Landlines to Fall at a 14.4% Pace Through End of Decade
Based on JSI Capital Advisors’ exclusive annual survey of ILECs nationwide, at the end of 2010 there were 101.98m telco access lines in the United States. A year ago, in our 2010 industry projections, our forecast for access lines at the end of 2010 was….drumroll please…101.98m! Not bad if I do say so myself. But even as we’re patting ourselves on the back for that very accurate Year 1 estimate, we have to also admit that our predictions for the remainder of the decade as of mid-2010 now seem grossly optimistic.
We don’t buy into the Technical Advisory Committee’s expectation of just 42m lines in the U.S. by 2014, but we’ve nevertheless had to reassess our assumptions for traditional line losses over the next decade—fairly dramatically. Despite the fact that through mid-2011 access line losses appear to have moderated somewhat over the 2010 decline, there’s simply no denying the broader trend. Cord-cutting continues apace—we now estimate that wireless-only households account for at least one-third of U.S. households. By year end we predict that figure will have risen to 37%. It’s a generational shift that has been exacerbated over the past few years by the economic recession, but with the exception of very rural markets where wireless coverage may remain spotty, it’s an irreversible trend. The bottom line is that my 20-year-old son isn’t going to call his local phone company to connect a landline—ever.
He will, perhaps, agree to a VoIP voice service as part of an overall bundle which includes video and broadband service. But voice is an add-on service today, for consumers anyway. For business lines we think the access line losses will be slower than in the residential market, but in the long run the same dynamics are in play. Also, we believe certain CLECs will continue to add lines in the near-term with their highly focused campaigns for business customers. Once again, however, in the long-run the trend will be negative.
As I mentioned above, through mid-2011 the publicly traded ILECs that we track appear to have seen line losses moderate somewhat compared with 2010, and based on our own annual survey of non-public RLECs we know that for the very smallest companies line losses in 2010 were less than in 2009, averaging between 3% and 4%. Once again, there are many rural areas where wireless coverage may not be solid enough for customers to be comfortable with cutting the cord.
Based on the above thinking as well as our review of data collected by the FCC and reported by public companies, we expect the total number of ILEC access lines in the U.S. to fall by 11.3% this year, to 90.45m. Broken down, we believe total residential lines will fall 14.25% to 51.71m while business lines will decline a more modest 6.8%, to 37.74m.
Facilities-based CLECs, which we estimate had 6.6m lines at the end of 2010, are expected to grow their base by 6% this year to close with 7m lines.

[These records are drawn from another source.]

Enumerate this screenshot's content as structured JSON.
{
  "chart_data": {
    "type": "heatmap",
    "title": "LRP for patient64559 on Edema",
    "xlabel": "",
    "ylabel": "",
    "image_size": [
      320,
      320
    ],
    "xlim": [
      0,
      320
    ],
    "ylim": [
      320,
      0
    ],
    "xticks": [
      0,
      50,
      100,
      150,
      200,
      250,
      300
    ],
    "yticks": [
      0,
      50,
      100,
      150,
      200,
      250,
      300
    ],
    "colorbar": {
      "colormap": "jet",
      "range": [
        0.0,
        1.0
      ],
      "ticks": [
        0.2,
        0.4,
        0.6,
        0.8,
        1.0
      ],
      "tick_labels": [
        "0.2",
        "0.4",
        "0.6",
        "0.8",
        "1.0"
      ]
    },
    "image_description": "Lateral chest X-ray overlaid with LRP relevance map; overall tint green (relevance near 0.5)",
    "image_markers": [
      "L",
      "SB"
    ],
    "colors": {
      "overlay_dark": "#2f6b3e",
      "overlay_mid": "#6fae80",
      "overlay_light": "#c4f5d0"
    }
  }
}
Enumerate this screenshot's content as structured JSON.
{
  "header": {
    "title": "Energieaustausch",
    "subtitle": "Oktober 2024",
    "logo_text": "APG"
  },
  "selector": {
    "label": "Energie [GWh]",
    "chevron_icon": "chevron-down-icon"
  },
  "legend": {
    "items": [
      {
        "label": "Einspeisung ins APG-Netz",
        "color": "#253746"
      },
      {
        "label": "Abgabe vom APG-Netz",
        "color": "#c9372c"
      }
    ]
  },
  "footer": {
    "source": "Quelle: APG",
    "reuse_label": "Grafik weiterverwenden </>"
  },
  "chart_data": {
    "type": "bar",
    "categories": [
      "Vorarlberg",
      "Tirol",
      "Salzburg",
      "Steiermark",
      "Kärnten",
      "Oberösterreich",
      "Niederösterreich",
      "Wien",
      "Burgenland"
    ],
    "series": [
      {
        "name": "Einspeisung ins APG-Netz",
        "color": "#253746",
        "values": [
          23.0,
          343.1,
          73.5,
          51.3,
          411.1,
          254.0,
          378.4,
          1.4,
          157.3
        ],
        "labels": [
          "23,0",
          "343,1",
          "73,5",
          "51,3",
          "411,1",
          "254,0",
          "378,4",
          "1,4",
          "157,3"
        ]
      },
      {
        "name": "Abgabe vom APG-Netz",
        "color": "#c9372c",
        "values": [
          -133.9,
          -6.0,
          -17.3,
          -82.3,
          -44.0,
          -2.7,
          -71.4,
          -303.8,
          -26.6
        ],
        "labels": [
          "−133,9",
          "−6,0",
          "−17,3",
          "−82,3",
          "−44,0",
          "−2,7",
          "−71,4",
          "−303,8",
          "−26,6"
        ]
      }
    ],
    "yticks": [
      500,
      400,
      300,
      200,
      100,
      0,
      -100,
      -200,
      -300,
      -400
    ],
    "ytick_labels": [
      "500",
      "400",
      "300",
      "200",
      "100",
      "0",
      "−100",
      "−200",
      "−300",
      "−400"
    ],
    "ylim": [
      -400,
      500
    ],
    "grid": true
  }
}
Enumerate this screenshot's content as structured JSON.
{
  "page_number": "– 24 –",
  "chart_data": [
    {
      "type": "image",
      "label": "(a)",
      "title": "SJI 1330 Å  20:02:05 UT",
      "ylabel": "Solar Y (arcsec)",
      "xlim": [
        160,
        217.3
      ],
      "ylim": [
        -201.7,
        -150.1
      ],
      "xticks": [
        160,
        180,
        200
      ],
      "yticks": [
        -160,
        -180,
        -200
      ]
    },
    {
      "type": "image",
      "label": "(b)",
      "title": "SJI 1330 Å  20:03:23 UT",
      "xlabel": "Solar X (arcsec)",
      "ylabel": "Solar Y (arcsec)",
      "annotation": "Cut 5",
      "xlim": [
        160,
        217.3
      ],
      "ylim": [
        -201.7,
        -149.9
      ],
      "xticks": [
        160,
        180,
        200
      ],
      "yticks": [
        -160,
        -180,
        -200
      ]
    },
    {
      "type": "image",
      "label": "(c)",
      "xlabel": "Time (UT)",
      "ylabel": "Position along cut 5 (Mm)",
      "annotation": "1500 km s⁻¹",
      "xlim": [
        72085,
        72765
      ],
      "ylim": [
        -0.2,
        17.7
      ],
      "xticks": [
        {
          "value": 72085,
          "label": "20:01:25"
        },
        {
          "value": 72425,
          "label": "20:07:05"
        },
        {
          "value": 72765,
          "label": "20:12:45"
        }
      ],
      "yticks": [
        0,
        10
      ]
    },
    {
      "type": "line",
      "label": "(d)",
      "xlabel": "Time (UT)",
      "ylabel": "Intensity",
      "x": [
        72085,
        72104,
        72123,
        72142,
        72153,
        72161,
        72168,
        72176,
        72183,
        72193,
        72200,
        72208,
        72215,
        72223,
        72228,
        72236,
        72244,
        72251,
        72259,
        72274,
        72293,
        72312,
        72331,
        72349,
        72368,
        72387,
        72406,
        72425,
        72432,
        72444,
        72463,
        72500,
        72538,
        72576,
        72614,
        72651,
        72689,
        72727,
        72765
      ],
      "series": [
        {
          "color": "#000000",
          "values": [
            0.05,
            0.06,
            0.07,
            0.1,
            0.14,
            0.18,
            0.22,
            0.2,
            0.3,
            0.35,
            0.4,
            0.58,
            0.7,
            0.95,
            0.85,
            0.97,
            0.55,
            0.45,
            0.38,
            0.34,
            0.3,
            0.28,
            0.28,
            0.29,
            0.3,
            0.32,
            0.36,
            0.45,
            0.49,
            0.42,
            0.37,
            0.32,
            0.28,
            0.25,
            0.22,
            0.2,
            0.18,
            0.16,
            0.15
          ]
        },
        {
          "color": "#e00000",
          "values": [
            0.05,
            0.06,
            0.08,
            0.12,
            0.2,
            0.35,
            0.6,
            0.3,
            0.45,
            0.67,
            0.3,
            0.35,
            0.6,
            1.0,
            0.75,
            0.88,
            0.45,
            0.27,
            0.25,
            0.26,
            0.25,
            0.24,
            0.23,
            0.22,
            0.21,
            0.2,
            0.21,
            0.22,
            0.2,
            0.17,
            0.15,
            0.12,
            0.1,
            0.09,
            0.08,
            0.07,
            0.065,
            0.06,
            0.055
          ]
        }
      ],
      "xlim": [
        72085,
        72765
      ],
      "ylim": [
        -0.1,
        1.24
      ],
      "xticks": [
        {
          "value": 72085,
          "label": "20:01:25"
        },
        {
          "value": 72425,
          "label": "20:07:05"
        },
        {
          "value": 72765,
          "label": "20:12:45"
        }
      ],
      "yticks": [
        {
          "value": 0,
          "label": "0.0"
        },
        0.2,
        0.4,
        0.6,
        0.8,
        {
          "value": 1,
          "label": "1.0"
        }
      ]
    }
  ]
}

We believe the majority of CLEC lines are business lines and that that’s where most of the growth will be.
Longer term, we’re now projecting a compound annual growth rate (CAGR) of -16.6% for ILEC access lines through 2020, which brings the total number of access lines down to 16.5m by the end of the decade—that’s a far cry from the 52.2m that we predicted last year for 2019, but we now think that it simply isn’t reasonable to assume that the rate of decline will slow so dramatically over the next eight or nine years. In absolute terms we think the line losses go down, but as the base shrinks the percentages changes will increase. So where in 2010 more than 13.25m lines were lost, this year that figure is expected to drop to 11.53m lost lines, and in 2012 we expect another 11.3m lines to be cut. By 2020 the annual decline in access lines is expected to have fallen to less than 5m lines—but that accounts for 23% of the projected year-end 2019 total.
As we said, the residential line losses are expected to occur more quickly than business lines. CAGR for residential line losses through 2020 is forecast to be -19.9%; for business the anticipated rate of decline is -13.2%.
CLEC lines are projected to grow somewhat over the next few years before falling inevitably to larger market forces. We think the total number of facilities-based lines nationwide grows to a high of nearly 8m a few years from now before beginning to decline. By 2020 be believe there will be just less than 6.5m CLEC access lines, slightly below where they ended in 2010.
Finally, we looked at our estimates and forecasts relative to the number of households and employees nationwide. We believe roughly 48.5% of U.S. households maintained a residential phone line at the end of 2010, but by the end of 2020 our forecasts indicate that fewer than 6% of American homes will continue to have a wireline phone connection.
On the business side of the equation, our estimates indicate that there was a wired phone line for roughly 35 of every 100 U.S. employees at the end of 2010; by the end of 2020 that penetration of employees will be between 10%-11%.